Coralie Petermann, director of data science at Sublime Skinz, an advertising company that uses machine learning to, among other things, detect fraudulent clicks on its ad campaigns, says: “I am looking for people who have good comprehension of complex problems. I ask specific questions, not just advertising problems, but I want to understand how this person is thinking.”
Five out of Ms Petermann’s 25-person team work on machine learning and she is looking to hire another five by next year.
Students have not been slow to spot the career opportunities. Applications to study machine learning at postgraduate level at Oxford university have grown significantly in the past few years, says Mr Kroening.
“Last year we had about 150 to 160 applications out of which 10 were interested in machine learning,” he says. “This year it was around 250 applications and 150 were interested in machine learning.”
If years of university study seems unappealing, there are a few other routes. Mr Kroening has, for example, created his own machine learning training programme at DiffBlue after struggling to find the right staff.
“We hire people with a first degree in computer science or maths and train them to do what we want. They are much cheaper, their salaries are around half of what a machine learning developer would be paid,” he says.
The market has been flooded with people who don’t really understand the algorithms
He has been inundated with applications. “People are very keen to receive the training. We haven’t had to pay a single pound to a recruiter so far.”
Mr Kroening says it takes trainees around three to four months to “start being useful”. DiffBlue, which has built technology for several financial services companies, has around 45 staff and wants to expand to 100 this year.

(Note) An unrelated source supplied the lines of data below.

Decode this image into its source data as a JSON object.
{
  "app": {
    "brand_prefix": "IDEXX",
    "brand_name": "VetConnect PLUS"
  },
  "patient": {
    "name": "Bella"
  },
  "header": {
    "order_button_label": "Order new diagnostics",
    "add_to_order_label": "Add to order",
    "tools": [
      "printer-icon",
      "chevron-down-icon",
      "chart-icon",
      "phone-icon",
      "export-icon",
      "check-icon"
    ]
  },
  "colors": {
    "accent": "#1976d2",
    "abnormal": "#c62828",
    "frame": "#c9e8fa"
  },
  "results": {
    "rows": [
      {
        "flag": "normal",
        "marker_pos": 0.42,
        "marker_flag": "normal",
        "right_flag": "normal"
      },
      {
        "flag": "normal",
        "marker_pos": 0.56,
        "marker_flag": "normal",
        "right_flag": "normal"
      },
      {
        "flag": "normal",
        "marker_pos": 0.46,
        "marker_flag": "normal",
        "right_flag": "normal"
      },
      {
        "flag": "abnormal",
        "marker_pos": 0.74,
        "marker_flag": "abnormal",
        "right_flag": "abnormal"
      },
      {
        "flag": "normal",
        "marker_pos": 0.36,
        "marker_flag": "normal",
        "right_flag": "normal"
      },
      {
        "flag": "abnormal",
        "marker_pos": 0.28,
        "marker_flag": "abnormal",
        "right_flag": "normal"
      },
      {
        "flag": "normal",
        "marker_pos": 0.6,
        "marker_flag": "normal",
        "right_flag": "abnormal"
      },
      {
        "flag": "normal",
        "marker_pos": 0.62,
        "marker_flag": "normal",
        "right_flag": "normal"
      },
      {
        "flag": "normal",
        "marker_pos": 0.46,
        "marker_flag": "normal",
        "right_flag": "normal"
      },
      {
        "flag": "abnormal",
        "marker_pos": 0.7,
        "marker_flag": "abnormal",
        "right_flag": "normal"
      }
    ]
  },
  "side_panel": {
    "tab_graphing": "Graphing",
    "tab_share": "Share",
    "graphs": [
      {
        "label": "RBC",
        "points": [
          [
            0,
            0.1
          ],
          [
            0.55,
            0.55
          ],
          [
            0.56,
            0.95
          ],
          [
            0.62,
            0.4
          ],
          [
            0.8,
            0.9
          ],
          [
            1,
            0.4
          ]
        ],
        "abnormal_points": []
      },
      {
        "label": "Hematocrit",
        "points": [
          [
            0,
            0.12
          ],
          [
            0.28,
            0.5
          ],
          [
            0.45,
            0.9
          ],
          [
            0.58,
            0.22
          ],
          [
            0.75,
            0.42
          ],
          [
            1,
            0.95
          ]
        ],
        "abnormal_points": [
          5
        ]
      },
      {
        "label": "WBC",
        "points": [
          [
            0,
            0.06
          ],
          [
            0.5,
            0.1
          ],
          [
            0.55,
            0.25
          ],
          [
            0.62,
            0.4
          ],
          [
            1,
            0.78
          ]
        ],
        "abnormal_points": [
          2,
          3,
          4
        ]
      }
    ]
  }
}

Teaching yourself with online tutorials is another option. The big three online education providers, Coursera, Udacity and edX, all offer courses in the subject and Andrew Ng’s machine learning course on Coursera is considered a good place to start.
Logz.io’s Mr Yigal, however, is sceptical of self-taught skills. “A lot of people say they know machine learning but they don’t. The market has been flooded with people who don’t really understand the algorithms,” he says. Mr Yigal gives candidates practical tests to weed out those without deep knowledge.

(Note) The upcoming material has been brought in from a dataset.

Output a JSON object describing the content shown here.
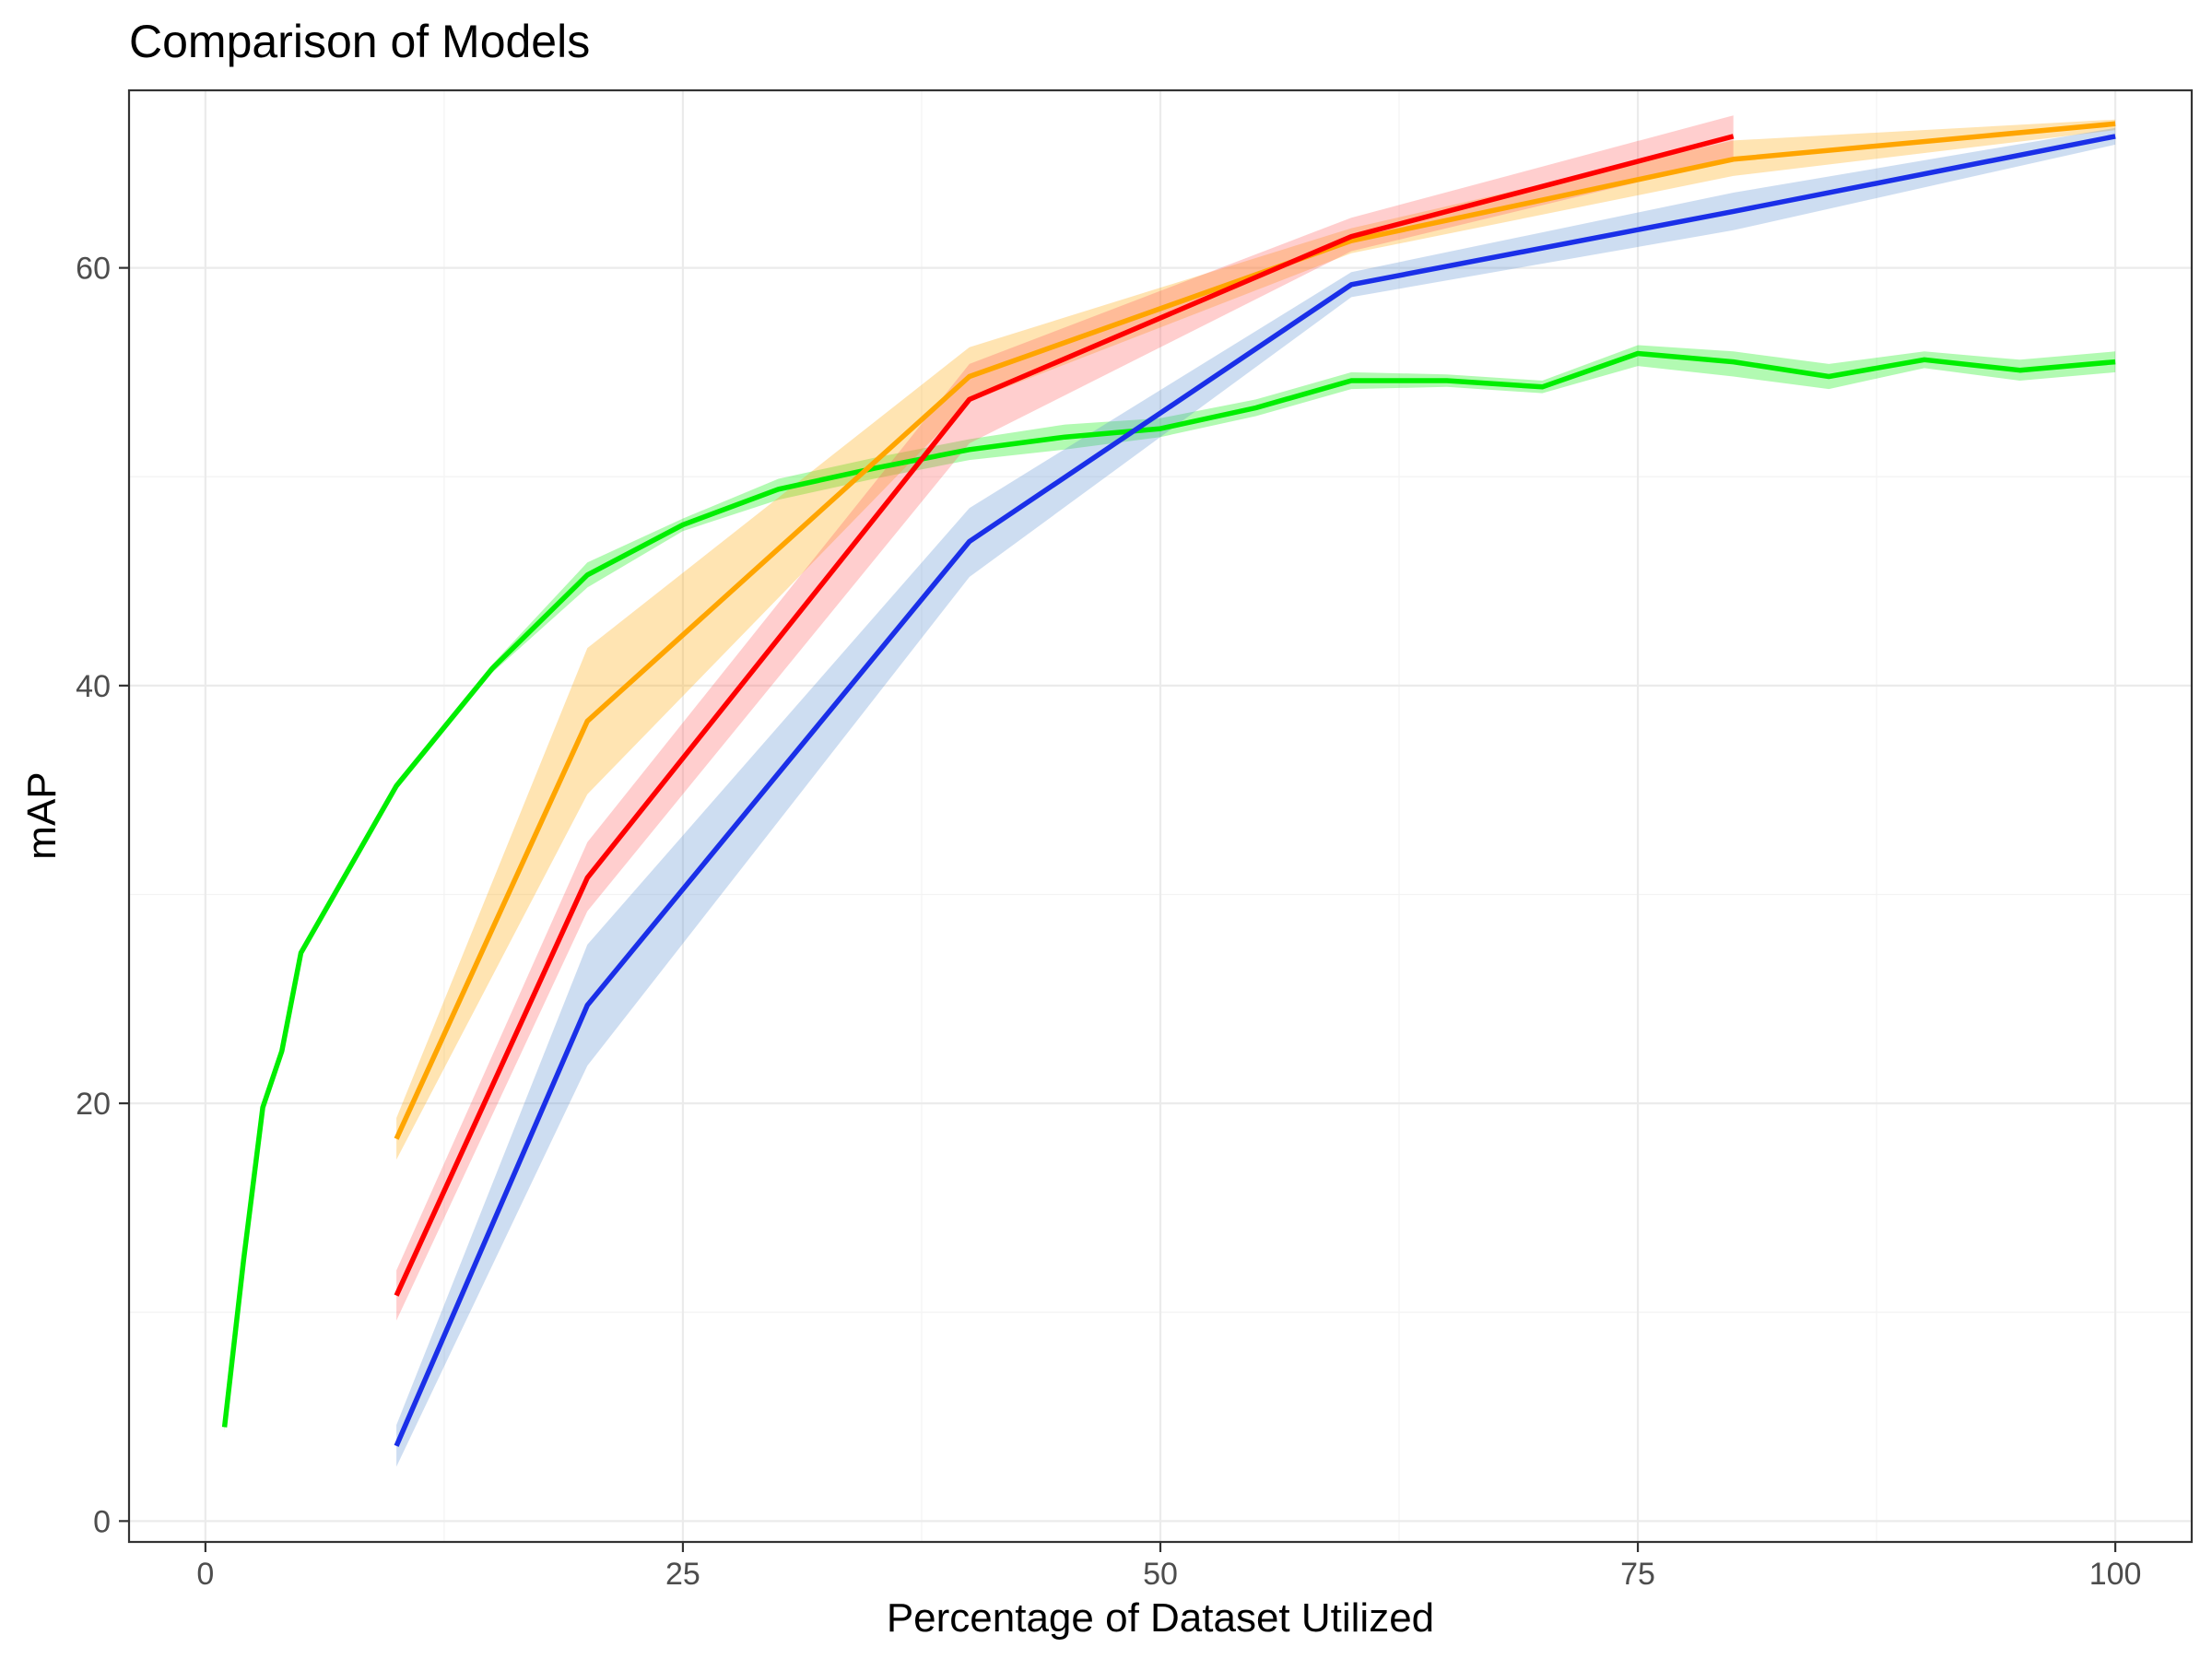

As with any supply and demand imbalance, this one will eventually be corrected. Stack Overflow says there has been a gradual increase in the number of machine learning specialists in its online forums.
“We survey users on what they do and in some regions we have seen 50 per cent year-on-year growth in people working in machine learning,” says Mr Troy. “Only about 0.5 per cent of Stack Overflow traffic five years ago concerned machine learning, now it is about 4 per cent. It has grown about 8-fold in the last five years.”
So is it too late to embark on a PhD and cash in on the boom? Perhaps. Salary growth has slowed, although wages remain higher than for other computer science roles. But studying machine learning may still be a good idea nonetheless.
“It will be something all developers will need to know a little bit of,” says Mr Troy. “In the future it is likely there will be a few machine learning specialists at each company and then 20 to 40 developers who need to know a little bit of it so they can interact with those programs.